Mengembangkan Jiwa Kewirausahaan Kuliner Gudeg di SMAN 5 Yogyakarta

Admin/ Juli 21, 2026/ Pendidikan

Potensi kekayaan kuliner tradisional suatu daerah dapat dimanfaatkan sebagai media efektif untuk melatih kemandirian dan jiwa bisnis para siswa sekolah menengah. SMAN 5 Yogyakarta mengimplementasikan gagasan tersebut dengan meluncurkan program pengembangan kewirausahaan kuliner berbasis pembuatan dan pemasaran gudeg khas Jogja. Program terpadu ini bertujuan untuk mengenalkan warisan resep Nusantara sekaligus menggembleng mental wirausaha, keterampilan mengolah bahan pangan, dan tata kelola bisnis di kalangan peserta didik.

Dalam kegiatan ini, para siswa diajarkan proses pembuatan sajian tradisional dari tahap pemilihan bahan baku nangka muda yang berkualitas, peracikan bumbu rempah alami, hingga teknik memasak dengan tingkat kematangan yang sempurna. Pembelajaran kewirausahaan kuliner tidak berhenti pada dapur produksi saja, tetapi berlanjut pada tahap pengemasan (packaging) modern yang higienis serta memiliki daya tarik visual tinggi. Siswa diajarkan bagaimana mempertahankan cita rasa otentik sembari menyesuaikan tampilan produk dengan selera konsumen masa kini.

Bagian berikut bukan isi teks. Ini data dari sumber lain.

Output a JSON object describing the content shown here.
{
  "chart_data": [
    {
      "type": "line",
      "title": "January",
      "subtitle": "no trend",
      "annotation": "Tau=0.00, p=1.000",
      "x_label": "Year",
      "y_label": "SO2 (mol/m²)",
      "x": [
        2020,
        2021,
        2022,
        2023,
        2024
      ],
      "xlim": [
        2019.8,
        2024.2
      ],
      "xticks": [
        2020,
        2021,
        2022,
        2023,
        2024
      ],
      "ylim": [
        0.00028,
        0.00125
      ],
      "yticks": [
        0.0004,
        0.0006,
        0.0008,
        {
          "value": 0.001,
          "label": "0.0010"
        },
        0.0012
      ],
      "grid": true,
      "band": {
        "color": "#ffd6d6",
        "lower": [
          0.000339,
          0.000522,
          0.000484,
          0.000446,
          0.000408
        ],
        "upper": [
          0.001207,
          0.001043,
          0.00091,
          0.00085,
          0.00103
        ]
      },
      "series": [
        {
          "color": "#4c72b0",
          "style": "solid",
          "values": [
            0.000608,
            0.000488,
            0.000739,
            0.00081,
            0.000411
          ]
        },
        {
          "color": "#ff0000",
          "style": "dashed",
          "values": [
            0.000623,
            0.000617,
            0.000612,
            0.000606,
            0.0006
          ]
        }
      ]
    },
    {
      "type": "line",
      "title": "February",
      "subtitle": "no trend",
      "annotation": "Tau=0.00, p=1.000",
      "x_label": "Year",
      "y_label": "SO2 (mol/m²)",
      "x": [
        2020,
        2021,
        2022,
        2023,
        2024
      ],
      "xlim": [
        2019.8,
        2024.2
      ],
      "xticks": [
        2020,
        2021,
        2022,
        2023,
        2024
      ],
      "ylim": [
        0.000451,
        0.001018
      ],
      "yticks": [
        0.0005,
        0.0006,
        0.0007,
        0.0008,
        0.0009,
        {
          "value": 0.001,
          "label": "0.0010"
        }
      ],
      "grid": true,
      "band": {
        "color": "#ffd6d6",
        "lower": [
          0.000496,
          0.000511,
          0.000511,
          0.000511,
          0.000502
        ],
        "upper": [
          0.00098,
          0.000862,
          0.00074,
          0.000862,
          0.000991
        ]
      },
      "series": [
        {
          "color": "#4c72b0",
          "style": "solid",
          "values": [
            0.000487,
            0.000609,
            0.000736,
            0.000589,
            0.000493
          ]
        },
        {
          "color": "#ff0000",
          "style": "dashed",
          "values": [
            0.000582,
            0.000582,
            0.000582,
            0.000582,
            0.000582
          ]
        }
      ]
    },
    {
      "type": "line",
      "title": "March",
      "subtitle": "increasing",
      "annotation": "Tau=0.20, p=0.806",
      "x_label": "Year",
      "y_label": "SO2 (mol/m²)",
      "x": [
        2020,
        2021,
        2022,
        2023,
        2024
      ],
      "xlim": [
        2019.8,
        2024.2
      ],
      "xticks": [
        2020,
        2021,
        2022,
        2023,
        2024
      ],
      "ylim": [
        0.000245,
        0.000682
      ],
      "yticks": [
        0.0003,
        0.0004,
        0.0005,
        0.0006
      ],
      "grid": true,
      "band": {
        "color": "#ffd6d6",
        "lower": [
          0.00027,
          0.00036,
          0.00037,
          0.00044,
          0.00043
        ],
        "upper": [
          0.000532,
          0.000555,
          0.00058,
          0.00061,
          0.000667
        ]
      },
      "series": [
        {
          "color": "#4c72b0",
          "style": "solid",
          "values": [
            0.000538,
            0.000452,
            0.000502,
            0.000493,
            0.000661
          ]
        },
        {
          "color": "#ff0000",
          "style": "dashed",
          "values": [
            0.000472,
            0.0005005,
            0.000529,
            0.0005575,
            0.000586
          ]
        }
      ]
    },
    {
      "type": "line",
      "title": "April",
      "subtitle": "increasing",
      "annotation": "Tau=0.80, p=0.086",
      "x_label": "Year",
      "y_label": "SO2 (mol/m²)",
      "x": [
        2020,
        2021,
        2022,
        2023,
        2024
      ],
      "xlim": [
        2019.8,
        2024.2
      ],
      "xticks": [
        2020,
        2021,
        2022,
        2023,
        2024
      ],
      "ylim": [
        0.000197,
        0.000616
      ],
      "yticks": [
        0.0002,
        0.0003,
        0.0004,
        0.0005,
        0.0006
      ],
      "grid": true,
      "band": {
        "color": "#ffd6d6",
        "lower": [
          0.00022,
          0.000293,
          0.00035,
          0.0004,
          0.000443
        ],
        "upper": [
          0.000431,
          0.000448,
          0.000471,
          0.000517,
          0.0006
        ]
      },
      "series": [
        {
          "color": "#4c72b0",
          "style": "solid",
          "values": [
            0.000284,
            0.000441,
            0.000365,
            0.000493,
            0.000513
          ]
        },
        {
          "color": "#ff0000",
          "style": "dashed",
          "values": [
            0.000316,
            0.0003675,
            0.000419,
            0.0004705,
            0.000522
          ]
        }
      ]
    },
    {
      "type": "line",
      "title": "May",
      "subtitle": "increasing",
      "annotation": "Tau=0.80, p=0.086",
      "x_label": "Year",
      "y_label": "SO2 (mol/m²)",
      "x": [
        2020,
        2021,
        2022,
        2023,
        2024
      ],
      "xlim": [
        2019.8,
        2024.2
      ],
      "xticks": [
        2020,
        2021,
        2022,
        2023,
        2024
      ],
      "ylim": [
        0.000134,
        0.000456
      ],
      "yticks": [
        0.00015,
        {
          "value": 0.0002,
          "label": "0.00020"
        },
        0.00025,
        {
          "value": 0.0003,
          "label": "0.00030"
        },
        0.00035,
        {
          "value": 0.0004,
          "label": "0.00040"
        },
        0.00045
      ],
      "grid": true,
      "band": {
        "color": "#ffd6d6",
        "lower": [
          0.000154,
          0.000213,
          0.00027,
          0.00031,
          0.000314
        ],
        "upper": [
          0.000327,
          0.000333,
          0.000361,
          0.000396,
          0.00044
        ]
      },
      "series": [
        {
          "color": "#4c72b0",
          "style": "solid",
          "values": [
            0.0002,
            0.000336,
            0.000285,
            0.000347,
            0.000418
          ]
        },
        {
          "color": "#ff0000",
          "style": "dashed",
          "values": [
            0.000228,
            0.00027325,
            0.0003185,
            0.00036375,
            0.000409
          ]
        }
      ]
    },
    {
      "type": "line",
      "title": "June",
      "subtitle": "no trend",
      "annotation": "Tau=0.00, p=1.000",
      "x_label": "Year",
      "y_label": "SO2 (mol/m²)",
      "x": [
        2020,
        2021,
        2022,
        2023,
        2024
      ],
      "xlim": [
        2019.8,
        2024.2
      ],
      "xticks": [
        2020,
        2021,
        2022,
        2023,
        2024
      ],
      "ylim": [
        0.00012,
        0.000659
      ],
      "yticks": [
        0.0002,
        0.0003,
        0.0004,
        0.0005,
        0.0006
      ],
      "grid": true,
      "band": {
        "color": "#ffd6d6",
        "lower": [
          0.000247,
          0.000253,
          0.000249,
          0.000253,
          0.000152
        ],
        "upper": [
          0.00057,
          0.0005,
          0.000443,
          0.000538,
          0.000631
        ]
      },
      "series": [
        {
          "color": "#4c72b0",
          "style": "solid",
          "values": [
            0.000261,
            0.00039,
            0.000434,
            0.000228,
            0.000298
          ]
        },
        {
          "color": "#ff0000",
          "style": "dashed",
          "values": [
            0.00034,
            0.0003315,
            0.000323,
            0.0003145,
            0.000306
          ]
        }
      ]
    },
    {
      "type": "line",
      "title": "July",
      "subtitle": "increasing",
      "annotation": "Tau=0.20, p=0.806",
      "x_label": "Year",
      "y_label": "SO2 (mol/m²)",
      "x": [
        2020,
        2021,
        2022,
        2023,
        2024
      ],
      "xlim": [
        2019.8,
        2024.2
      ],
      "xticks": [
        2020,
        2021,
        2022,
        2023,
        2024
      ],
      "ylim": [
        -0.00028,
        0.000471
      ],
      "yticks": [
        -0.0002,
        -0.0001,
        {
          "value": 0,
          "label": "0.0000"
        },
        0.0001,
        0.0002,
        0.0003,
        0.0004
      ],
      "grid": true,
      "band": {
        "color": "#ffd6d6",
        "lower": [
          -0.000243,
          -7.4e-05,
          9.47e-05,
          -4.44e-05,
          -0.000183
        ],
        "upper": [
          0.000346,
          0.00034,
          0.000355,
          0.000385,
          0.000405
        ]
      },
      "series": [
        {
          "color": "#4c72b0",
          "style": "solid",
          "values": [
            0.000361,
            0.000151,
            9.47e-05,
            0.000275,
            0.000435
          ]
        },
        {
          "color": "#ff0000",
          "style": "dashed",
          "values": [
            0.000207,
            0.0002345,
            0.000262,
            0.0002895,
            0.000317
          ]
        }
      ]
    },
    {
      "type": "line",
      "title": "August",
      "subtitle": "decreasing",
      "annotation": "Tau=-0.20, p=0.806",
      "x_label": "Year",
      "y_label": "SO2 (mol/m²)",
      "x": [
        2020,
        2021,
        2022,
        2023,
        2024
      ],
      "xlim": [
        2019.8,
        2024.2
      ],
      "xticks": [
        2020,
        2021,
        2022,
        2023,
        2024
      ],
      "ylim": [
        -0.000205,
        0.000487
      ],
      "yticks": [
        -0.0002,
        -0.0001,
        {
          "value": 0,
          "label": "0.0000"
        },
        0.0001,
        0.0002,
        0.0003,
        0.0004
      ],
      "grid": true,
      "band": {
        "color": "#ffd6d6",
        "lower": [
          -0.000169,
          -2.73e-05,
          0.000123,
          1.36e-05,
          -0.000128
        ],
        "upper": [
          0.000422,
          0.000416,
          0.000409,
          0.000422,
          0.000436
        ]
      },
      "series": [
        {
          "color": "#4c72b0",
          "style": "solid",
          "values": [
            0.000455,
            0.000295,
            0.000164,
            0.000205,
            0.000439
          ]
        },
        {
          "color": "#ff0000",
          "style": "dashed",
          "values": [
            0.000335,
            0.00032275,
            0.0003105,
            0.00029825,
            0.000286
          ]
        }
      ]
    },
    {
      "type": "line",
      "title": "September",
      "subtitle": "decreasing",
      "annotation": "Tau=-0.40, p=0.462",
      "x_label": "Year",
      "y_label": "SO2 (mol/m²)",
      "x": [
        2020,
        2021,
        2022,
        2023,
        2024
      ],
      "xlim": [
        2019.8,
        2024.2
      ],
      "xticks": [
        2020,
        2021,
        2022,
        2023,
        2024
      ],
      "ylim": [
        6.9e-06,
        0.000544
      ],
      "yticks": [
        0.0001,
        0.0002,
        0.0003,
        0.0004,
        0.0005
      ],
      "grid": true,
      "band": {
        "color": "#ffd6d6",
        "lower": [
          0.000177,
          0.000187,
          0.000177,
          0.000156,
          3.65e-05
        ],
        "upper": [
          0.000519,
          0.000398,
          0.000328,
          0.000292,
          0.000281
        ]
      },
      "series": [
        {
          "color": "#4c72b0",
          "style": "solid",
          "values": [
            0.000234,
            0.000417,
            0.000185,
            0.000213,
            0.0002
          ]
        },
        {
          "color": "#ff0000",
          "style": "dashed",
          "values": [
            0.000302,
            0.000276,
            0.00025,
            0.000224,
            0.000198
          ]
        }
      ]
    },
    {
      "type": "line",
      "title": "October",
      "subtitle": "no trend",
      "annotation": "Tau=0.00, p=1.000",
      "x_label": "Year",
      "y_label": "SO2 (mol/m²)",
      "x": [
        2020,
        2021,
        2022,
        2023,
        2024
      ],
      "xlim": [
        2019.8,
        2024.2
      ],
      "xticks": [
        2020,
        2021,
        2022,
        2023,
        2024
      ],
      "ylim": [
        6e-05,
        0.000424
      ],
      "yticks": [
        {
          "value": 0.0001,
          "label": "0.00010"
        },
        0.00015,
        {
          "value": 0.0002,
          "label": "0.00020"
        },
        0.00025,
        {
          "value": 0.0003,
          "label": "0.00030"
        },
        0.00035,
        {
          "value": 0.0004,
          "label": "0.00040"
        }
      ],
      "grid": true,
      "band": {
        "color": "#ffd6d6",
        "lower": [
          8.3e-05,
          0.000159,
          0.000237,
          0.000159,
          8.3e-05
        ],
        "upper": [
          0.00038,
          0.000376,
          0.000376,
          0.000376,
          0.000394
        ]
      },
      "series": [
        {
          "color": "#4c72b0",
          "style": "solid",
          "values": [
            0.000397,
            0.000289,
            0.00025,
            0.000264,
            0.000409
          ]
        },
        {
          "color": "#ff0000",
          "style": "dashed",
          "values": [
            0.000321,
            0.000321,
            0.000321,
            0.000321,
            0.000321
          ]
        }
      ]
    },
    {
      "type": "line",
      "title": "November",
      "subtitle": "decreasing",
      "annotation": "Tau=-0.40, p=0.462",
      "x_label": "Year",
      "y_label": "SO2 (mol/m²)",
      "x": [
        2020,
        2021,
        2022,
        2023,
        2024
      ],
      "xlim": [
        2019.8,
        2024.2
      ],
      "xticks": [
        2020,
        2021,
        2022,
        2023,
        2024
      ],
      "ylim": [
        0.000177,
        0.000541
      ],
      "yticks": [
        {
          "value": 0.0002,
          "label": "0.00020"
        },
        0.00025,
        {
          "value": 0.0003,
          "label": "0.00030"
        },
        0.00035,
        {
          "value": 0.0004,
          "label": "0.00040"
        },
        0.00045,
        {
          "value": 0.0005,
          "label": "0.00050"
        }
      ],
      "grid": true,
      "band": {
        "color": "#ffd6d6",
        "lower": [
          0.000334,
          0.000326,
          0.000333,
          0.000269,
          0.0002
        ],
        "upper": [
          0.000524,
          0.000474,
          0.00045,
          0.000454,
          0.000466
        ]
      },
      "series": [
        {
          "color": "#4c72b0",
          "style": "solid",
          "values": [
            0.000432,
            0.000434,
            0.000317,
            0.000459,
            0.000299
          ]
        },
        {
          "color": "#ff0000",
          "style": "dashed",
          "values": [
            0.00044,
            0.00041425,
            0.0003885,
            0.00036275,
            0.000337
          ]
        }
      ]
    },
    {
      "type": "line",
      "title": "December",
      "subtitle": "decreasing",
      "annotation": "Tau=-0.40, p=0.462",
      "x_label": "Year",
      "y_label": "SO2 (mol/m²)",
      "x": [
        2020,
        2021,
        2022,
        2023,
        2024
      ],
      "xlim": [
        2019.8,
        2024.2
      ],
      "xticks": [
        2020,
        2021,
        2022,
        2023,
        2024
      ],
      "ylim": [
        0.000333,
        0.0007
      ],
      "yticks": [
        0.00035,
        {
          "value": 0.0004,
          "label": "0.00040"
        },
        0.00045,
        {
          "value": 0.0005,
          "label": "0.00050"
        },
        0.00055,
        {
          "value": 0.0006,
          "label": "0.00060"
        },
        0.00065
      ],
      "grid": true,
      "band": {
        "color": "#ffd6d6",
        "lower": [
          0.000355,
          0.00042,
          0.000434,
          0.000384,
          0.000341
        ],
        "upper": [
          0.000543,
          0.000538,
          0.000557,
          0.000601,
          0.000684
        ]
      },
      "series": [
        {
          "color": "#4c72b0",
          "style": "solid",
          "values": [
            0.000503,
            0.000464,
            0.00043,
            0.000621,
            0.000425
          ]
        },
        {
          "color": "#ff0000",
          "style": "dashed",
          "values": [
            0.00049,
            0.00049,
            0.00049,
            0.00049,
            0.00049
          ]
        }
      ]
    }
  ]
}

Siswa juga dibimbing untuk merancang kalkulasi biaya produksi, menentukan margin keuntungan yang rasional, serta menyusun strategi promosi baik secara langsung maupun melalui media sosial. Praktik kewirausahaan kuliner ini memberikan pengalaman belajar komprehensif mengenai alur bisnis makanan dari hulu ke hilir. Siswa belajar mengatasi tantangan seperti ketahanan daya simpan produk, manajemen waktu produksi, serta strategi menghadapi persaingan pasar kuliner yang dinamis di kota wisata.

Dampak positif dari program ini tercermin pada tumbuhnya rasa percaya diri dan jiwa mandiri para peserta didik. Mereka belajar bekerja keras, bekerja sama dalam tim produksi, serta melatih kemampuan berkomunikasi saat melayani pembeli dalam ajang pameran kewirausahaan sekolah. Pengembangan kewirausahaan kuliner berbasis bahan lokal ini terbukti berhasil membuka pandangan murid bahwa kuliner tradisional memiliki nilai ekonomis yang sangat tinggi jika dikelola secara kreatif dan profesional.

Inisiatif SMAN 5 Yogyakarta dalam memadukan pelestarian resep daerah dan edukasi bisnis patut mendapatkan apresiasi tinggi. Program ini terbukti mampu melahirkan gagasan inovatif di bidang agribisnis dan pangan lokal. Melalui pembekalan mental kewirausahaan kuliner yang kuat dan berwawasan lingkungan, SMAN 5 Yogyakarta siap mencetak generasi muda yang mandiri, kreatif, dan bangga akan kekayaan seni masak warisan bangsa.